Rien de compliqué pour les bigorneaux, ils s’accrochent aux rochers parfois en-dessous parfois au-dessus. Quand vous en voyez un vous en trouverez d’autres dans le coin. Pas besoin d’équipement a part un seau pour les stocker.

Respectez la nature

Essayez de relâcher les petits, on ne partage pas souvent tout ce type d’informations et je n’encourage personne de mon entourage à essayer cette activité d’habitude. Pourquoi ? Car après on ne trouve plus rien. A une époque nous ne trouvions ni étrilles, ni ormeaux, les gens pêchaient trop et surtout les petits, résultat pendant 2, 3 ans on ne trouvait plus rien. Ce sont des petits secrets de famille que l’on ne partage qu’en famille. Souvent, les touristes viennent nous demander ce qu’on fait à aller à l’autre bout avec nos paniers et on dit qu’on va pêcher des coques mais qu’on ne trouve pas grand chose. C’est triste de mentir ainsi mais malheureusement c’est nécessaire. Les gens ne respectent rien, j’en voyais ramasser des coques minuscules qu’ils auraient du relâcher, mais non ils voulaient en attraper le plus possible. Donc, je vous en prie ne pêchez que ce dont vous avez besoin (si vous êtes 5, 5 étrilles c’est suffisant) et relâchez tous les petits ne prenez que les gros. Vous trouverez beaucoup d’informations sur les tailles à respecter sur internet ! Le but est de profiter du grand air et de s’amuser en famille pas de remplir au maximum le panier. Laissons à la nature le temps de se reproduire pour tous en profiter.

L’équipement

Il vous faut un panier pour tout ce qui est crabe, un seau pour tout ce qui est bigorneaux ou coques et une bouteille pour tout ce qui est crevette. Il vous faut également des râteaux pour les coques, et des épuisettes pour les crevettes si vous ne savez pas les pêcher à la main. Surtout n’oubliez pas de prendre des gants de jardin pour la pêche au crabe, les cailloux sont souvent râpeux et vous risquez de vous écorcher les mains ! Prévoyez aussi des bottes car on crapahute beaucoup dans l’eau. Habillez-vous avec des vêtements auxquels vous ne tenez pas du tout et habillez vous chaudement car en bord de mer il y a souvent du vent donc une écharpe et un bonnet ce n’est jamais de trop.
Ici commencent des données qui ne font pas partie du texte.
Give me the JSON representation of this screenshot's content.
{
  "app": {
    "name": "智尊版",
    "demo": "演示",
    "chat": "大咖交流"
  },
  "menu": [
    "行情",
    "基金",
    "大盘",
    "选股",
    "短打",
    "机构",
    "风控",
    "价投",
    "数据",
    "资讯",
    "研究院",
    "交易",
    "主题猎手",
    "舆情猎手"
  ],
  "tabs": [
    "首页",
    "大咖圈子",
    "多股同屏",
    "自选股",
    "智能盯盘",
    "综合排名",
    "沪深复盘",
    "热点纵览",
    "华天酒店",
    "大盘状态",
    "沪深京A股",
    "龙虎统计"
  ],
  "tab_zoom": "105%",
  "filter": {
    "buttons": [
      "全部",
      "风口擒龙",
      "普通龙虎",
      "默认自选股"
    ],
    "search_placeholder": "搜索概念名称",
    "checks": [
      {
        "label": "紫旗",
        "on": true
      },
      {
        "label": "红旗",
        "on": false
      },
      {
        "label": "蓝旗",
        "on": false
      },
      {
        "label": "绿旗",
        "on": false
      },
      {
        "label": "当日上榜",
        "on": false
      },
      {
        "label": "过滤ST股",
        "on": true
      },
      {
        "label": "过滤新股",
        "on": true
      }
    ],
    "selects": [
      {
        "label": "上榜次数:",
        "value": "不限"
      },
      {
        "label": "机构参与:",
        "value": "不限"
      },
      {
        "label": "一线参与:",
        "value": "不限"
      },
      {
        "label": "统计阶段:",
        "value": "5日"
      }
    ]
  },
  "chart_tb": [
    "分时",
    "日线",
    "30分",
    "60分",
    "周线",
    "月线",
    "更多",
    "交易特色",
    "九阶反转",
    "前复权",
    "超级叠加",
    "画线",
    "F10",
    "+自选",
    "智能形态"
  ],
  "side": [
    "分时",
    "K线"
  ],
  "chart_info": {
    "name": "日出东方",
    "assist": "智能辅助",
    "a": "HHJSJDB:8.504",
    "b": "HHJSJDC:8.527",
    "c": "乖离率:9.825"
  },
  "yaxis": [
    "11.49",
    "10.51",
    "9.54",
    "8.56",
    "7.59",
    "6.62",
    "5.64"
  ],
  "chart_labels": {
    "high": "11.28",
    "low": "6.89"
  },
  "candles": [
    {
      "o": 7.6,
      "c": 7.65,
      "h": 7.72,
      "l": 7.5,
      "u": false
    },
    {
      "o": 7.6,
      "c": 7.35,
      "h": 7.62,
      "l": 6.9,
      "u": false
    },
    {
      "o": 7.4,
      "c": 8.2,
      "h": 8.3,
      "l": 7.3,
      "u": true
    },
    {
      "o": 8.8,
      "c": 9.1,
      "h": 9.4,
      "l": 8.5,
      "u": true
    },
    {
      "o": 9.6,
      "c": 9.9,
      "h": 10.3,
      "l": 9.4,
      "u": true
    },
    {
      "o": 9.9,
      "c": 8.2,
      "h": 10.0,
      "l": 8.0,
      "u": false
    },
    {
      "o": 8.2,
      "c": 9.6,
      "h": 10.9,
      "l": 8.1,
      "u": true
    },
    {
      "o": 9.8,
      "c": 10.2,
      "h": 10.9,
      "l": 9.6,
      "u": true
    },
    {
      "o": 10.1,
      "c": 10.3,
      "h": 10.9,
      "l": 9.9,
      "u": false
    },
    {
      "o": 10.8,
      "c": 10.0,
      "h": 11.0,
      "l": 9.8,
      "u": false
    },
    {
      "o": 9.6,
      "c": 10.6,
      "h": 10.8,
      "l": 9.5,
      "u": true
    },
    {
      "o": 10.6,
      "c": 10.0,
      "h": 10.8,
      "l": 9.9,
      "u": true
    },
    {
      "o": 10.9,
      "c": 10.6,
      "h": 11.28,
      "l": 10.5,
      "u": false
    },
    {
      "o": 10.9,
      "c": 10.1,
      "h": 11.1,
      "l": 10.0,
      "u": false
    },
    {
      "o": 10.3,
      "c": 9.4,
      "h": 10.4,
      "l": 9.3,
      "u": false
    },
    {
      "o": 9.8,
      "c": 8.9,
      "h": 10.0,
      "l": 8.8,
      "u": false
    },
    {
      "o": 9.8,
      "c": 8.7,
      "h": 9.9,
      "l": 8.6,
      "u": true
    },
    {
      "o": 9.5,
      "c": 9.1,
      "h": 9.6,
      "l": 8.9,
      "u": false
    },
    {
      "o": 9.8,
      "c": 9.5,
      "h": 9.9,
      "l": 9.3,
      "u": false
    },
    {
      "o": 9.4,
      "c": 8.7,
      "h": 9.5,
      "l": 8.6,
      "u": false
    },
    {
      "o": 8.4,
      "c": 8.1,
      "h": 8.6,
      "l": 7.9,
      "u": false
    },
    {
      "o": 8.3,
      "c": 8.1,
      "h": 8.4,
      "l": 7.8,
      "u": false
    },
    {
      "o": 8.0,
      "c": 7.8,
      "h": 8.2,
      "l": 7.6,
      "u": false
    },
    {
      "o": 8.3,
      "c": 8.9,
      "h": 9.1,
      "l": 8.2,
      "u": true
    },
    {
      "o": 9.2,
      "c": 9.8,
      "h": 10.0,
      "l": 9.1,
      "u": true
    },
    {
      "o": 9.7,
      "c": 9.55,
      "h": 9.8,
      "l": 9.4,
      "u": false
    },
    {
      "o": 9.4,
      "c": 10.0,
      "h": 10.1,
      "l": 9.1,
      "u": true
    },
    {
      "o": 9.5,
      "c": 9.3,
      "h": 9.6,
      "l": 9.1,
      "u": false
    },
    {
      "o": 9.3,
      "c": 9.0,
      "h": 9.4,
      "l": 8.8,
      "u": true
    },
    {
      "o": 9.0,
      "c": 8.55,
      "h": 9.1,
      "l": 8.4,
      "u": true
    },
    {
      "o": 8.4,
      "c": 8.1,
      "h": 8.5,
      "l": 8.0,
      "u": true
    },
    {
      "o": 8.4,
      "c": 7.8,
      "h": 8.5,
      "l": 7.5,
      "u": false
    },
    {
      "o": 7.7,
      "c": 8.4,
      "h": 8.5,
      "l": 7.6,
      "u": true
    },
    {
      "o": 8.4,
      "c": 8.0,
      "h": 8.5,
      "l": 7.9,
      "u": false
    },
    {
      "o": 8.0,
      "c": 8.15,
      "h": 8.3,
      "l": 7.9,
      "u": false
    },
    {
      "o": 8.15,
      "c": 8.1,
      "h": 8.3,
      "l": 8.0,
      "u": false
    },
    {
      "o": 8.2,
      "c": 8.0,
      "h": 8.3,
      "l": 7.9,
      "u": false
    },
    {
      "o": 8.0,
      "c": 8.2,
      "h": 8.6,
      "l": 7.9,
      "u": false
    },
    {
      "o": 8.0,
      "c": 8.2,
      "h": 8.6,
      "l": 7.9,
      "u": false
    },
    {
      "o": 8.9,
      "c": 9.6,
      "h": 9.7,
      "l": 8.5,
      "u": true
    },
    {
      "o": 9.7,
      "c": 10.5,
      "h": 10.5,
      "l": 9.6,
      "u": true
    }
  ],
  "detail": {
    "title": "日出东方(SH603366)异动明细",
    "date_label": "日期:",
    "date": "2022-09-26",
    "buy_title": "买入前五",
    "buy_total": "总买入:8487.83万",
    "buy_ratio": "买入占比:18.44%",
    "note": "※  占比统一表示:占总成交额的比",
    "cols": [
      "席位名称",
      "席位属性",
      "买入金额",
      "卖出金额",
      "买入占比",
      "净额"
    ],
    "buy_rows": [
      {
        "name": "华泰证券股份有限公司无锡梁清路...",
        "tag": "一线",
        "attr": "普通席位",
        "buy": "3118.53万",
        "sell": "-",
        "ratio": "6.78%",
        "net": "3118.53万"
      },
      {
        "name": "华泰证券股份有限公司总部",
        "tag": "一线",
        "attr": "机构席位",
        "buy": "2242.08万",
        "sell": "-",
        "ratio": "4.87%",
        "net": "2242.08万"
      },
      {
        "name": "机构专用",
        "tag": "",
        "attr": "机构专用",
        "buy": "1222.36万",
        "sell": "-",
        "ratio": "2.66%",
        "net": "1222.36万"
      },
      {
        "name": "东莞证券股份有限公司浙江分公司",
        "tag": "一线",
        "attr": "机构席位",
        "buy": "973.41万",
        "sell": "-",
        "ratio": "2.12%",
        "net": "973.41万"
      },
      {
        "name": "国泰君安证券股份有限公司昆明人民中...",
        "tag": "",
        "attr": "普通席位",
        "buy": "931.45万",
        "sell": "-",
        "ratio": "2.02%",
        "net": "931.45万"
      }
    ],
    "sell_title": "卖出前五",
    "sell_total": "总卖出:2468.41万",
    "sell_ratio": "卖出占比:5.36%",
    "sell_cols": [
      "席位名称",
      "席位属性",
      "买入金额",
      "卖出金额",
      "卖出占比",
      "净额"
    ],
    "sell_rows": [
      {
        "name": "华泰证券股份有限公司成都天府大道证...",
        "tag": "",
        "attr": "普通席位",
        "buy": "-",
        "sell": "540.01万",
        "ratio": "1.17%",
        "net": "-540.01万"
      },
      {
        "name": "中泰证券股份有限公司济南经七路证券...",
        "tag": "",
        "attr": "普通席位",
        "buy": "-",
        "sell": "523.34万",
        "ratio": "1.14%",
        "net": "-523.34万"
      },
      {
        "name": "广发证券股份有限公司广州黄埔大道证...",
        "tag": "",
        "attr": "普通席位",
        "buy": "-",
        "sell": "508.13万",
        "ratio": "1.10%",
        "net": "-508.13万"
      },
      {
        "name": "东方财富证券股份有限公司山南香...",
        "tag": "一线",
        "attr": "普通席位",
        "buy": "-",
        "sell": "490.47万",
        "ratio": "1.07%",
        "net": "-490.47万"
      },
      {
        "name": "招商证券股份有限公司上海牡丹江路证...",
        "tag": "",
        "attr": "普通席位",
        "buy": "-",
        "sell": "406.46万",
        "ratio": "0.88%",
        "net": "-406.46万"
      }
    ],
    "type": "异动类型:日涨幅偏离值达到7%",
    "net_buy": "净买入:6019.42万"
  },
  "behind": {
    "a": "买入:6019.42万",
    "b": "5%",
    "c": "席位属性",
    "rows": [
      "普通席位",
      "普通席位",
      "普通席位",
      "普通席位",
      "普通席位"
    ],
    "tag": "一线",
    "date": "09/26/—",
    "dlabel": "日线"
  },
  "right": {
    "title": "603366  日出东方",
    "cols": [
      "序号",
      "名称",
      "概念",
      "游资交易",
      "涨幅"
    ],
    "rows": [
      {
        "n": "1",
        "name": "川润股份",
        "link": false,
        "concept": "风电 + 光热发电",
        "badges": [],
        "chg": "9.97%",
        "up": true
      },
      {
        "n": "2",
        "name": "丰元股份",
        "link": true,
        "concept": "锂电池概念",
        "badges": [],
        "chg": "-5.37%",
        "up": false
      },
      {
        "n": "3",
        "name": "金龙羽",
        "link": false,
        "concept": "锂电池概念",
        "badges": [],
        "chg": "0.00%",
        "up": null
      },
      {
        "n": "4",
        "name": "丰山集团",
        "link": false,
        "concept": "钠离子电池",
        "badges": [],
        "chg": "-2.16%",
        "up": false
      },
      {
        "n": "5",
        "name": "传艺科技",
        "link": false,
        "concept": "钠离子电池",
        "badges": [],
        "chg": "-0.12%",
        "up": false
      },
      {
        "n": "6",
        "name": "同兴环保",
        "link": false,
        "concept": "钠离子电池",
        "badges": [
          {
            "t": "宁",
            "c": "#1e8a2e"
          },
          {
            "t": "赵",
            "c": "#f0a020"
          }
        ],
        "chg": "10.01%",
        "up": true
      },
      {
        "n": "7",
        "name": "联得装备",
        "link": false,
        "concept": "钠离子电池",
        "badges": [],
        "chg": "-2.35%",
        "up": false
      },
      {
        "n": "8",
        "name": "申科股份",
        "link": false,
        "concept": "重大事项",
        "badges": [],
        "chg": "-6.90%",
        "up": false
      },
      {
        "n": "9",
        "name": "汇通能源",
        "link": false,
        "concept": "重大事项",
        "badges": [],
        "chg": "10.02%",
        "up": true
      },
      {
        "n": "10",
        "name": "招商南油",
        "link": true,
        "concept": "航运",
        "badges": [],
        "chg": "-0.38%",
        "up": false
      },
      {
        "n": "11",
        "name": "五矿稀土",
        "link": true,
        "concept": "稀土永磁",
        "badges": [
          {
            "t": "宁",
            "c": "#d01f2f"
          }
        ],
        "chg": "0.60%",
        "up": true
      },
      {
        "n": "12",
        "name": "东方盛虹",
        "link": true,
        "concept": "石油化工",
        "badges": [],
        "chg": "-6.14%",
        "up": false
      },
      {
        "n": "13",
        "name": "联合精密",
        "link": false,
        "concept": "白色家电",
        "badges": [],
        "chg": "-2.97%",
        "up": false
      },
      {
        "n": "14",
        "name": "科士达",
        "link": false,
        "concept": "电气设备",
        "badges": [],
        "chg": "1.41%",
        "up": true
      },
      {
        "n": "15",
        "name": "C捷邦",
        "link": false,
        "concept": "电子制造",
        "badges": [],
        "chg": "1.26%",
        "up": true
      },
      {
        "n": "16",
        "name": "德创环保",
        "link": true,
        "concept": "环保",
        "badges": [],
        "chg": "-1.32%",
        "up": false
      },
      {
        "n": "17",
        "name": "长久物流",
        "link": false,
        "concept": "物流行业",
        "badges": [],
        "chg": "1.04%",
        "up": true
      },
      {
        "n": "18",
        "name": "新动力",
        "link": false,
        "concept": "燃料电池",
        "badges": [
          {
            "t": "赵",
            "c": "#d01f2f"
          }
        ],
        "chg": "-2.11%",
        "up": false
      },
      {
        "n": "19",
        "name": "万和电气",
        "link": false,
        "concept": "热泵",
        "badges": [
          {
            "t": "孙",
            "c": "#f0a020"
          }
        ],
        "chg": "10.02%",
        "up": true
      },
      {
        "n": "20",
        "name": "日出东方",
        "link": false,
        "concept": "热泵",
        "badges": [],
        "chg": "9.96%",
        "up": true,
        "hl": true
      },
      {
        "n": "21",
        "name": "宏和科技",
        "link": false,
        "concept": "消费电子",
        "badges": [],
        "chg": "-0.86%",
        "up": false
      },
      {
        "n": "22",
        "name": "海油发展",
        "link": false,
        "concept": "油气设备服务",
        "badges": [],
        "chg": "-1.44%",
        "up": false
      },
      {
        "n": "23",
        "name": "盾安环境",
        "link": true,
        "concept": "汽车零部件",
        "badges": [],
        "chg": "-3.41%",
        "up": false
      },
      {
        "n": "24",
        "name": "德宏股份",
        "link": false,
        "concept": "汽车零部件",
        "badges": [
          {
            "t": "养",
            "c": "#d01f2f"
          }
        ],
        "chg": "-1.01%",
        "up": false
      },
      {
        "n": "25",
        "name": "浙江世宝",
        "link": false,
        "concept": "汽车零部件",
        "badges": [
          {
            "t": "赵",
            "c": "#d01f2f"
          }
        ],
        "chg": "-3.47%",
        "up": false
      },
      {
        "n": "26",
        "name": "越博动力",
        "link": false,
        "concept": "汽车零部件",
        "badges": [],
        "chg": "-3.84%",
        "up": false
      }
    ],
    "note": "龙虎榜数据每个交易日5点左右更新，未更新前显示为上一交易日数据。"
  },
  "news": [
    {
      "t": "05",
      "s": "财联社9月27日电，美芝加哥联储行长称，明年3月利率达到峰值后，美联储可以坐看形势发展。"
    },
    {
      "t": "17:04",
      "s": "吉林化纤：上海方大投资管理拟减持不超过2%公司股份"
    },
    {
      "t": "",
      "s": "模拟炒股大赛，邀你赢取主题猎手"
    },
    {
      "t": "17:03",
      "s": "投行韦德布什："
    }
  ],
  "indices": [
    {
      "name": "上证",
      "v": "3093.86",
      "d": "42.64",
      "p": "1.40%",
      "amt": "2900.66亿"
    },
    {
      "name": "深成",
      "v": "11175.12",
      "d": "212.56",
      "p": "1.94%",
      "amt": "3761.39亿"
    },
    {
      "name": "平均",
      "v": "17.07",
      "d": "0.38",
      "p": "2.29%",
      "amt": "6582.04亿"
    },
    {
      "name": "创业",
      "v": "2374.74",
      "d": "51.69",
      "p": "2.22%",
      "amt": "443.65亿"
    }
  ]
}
Prévoyez un imperméable pour s’il pleut. Et surtout, le plus important un téléphone et une montre !

Attention 

Il faut faire très attention à l’heure et toujours surveiller la marée pour ne pas se faire surprendre ! Si vous n’avez pas l’habitude faites très attention ! Informez-vous bien avant de partir que ce soit pour connaître l’heure et le coefficient de la marée, mais aussi les endroits où pêcher et les règles à respecter, ne partez pas les mains dans les poches sans vous inquiéter de rien, cela peut être dangereux ! 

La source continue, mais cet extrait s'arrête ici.